Shares in Eagle Eye Solutions, which has major contracts with Asda and Sainsbury’s, have crashed today after the tech group said full-year sales would be lower than expected.
Turnover in the year ending 30 June increased 34% to £6.5m as sales growth accelerated in the second half, the group said in a pre-close trading update.
However, it is lower than previous management expectations because of the timing of “significant contracts” being deployed; the knock-on impact on the ability to drive fmcg brand campaigns through those clients; and the messaging business generating lower-than-expected new business revenue.
Eagle Eye’s share price is down 14.5% to 156p so far today as a result.
The business validates and redeems digital promotions in real-time for the grocery, retail and hospitality industries, including Sainsbury’s, Asda, M&S, Greggs, One Stop and Molson Coors.
CEO Phill Blundell said: “Overall we have made encouraging progress and have clear evidence that our organic growth strategy is working with revenue growth strengthening over the year. We look forward to providing a full update on the year’s trading, together with greater detail on our future growth plans, when we announce our full year results in September.”

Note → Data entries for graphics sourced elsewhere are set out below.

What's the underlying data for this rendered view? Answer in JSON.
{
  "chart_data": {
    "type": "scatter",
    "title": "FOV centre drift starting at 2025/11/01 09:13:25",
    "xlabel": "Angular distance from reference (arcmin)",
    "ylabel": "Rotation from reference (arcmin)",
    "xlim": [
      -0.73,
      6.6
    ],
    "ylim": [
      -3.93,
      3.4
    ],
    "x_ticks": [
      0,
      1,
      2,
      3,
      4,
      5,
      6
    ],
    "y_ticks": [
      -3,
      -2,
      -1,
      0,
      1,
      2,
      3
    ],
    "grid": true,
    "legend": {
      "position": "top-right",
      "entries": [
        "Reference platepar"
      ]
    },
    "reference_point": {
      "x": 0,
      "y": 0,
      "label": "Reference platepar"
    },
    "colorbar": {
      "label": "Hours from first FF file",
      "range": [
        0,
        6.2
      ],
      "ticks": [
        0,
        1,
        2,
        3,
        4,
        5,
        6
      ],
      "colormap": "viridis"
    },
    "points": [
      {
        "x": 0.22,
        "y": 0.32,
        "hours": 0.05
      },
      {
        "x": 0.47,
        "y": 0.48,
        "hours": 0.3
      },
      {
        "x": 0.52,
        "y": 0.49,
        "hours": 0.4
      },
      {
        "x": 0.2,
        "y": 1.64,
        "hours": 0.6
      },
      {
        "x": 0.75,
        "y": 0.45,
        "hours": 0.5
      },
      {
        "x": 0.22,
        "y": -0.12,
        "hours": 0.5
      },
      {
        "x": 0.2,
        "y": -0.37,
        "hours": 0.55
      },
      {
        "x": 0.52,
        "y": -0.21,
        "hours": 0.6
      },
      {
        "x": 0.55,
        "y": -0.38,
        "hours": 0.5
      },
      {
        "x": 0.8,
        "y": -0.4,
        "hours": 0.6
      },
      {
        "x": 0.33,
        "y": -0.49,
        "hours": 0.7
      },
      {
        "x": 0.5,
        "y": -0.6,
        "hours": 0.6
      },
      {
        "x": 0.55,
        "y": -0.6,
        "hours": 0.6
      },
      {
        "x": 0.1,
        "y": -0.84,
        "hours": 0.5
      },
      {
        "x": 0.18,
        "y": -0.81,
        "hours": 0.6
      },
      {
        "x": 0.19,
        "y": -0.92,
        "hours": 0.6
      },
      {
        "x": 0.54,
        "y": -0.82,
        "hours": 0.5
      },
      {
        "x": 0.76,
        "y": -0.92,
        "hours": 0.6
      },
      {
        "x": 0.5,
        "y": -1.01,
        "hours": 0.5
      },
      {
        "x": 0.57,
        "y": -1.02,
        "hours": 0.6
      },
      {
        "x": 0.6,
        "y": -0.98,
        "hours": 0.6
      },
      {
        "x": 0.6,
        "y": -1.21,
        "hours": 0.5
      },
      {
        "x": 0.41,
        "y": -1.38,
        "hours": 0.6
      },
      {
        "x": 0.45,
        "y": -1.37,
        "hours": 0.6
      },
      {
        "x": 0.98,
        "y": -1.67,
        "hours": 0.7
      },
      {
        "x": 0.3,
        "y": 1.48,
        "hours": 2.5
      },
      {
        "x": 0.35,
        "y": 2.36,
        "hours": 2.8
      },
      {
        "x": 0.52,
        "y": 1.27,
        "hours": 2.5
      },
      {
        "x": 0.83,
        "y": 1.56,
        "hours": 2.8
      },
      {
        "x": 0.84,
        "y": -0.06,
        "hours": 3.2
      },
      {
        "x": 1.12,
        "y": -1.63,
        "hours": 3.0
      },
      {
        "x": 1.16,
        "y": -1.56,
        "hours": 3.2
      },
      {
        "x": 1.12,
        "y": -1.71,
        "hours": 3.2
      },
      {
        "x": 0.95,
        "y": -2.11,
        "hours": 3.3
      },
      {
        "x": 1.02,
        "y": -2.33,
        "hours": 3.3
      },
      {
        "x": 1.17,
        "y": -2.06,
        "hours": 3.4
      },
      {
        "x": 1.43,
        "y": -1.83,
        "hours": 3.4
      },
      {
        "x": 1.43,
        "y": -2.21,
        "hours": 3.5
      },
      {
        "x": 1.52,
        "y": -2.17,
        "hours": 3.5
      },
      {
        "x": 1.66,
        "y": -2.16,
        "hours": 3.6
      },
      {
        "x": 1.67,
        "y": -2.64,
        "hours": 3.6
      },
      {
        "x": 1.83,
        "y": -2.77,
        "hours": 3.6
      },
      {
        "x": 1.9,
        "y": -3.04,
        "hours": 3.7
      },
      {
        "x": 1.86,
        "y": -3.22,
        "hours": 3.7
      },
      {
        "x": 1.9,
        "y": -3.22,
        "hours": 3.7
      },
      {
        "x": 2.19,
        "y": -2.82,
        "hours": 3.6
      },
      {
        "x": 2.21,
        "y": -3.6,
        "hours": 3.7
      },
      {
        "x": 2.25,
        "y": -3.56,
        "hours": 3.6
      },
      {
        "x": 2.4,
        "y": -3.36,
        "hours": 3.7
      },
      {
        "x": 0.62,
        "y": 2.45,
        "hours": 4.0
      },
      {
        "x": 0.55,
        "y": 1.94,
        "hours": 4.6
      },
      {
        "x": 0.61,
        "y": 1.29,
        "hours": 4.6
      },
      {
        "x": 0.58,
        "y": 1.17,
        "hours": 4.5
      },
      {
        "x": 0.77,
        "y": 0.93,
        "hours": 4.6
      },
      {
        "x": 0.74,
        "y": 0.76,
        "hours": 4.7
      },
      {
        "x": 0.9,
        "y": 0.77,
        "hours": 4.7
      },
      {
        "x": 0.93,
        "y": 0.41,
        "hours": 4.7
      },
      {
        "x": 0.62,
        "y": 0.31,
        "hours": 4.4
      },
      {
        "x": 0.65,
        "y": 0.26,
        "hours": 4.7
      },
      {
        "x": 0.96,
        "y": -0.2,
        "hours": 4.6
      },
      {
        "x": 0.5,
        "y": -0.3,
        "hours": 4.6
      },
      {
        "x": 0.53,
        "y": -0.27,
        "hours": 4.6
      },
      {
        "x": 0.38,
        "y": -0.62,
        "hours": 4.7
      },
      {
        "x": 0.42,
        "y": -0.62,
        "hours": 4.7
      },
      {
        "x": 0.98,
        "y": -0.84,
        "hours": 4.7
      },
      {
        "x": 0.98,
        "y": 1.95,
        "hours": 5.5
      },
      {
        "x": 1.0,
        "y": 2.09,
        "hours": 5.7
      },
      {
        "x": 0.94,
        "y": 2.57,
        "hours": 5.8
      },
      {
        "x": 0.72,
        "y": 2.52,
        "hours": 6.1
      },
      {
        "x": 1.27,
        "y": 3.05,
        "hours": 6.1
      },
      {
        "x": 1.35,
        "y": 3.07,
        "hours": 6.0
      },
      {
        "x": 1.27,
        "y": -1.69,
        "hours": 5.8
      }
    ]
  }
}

Eagle Eye added despite short-term revenue growth being slower than expected, the progress achieved on strategic objectives had exceeded expectations. “The board believes that the foundations are now in place to continue to generate strong organic growth in revenue, not just in the UK but overseas as well,” the group said in the pre-close trading update.
The core strategic revenue from digital promotions and rewards will be up 87% to £3.6m for the year, driven by increased volumes through existing clients and the implementation of major projects at Sainsbury’s and Canadian supermarket chain Loblaws.
Redemption volumes are also expected to grow by 120% year-on-year driven by its service for Asda’s coupon counting going fully live in February and increased volumes from existing food and beverage clients.